En concreto, la Fiscalía descarta que la actuación de Begoña Gómez encaje en delitos como tráfico de influencias, corrupción en los negocios, malversación de caudales públicos o apropiación indebida. Se trata de las principales figuras penales que se han venido barajando durante la instrucción, pero que, según el fiscal, no se sostienen con los hechos investigados.
El escrito también incluye críticas al enfoque del juez Peinado, al que reprocha una cierta “vaguedad” en la investigación. La Fiscalía considera que el instructor ha tendido a mezclar distintos tipos delictivos y a relacionarlos entre sí sin una base clara, lo que dificulta delimitar correctamente el objeto del procedimiento.
Además, el Ministerio Público se remite al recurso de apelación presentado previamente ante la Audiencia de Madrid, en el que ya solicitó el archivo de la causa. En ese documento, la Fiscalía sostenía que, tras dos años de diligencias, no se han encontrado indicios sólidos que justifiquen la continuidad de la investigación ni la apertura de juicio oral.

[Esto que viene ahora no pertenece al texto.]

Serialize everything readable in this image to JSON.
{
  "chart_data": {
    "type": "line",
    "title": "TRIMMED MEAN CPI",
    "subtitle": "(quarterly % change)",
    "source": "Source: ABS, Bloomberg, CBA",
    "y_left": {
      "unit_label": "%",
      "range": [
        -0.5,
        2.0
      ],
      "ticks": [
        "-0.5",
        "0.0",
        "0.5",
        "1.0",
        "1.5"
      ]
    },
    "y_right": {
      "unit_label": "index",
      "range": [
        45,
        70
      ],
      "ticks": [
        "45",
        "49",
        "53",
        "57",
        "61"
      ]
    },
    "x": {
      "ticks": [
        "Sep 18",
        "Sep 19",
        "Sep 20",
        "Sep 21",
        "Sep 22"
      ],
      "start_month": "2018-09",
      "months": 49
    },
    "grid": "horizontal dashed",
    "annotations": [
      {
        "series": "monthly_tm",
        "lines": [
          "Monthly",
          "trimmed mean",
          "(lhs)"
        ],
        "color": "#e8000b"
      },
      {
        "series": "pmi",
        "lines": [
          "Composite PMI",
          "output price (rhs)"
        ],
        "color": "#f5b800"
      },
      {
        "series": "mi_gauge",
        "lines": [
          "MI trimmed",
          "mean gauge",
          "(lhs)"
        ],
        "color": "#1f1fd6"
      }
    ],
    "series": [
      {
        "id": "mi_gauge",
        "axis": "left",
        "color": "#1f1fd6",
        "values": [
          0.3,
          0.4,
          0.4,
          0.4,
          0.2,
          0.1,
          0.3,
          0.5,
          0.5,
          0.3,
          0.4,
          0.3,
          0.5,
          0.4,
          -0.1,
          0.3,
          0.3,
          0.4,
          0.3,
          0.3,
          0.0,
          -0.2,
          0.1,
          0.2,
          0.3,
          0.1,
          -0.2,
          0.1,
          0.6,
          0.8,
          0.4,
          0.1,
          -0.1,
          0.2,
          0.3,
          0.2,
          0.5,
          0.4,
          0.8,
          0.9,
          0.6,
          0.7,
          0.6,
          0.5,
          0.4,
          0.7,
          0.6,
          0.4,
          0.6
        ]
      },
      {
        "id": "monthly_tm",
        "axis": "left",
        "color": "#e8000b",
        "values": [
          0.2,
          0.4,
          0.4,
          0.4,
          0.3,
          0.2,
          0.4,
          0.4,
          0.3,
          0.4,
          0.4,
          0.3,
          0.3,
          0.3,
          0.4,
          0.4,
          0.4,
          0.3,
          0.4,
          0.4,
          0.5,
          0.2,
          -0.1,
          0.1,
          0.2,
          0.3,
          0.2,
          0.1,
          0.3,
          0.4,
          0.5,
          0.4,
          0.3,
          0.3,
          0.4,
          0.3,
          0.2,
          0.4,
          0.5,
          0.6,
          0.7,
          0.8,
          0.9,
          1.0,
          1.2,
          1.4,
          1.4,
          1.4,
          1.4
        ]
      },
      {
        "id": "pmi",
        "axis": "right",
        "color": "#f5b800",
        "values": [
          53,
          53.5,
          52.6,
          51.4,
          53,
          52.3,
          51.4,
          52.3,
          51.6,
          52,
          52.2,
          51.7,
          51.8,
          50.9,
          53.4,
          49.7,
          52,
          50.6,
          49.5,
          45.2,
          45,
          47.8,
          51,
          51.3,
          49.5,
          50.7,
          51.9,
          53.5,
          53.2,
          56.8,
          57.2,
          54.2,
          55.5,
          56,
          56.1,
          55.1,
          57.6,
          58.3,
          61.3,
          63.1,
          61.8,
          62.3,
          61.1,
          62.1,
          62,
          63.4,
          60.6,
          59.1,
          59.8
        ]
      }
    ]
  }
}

En ese mismo recurso, la Fiscalía llegó a señalar que las hipótesis planteadas durante la instrucción se basaban en construcciones poco consistentes y en una interpretación forzada de los hechos. Por ello, insiste en que no existe base penal suficiente para mantener el procedimiento contra Begoña Gómez, y defiende que lo procedente es el archivo definitivo de la causa.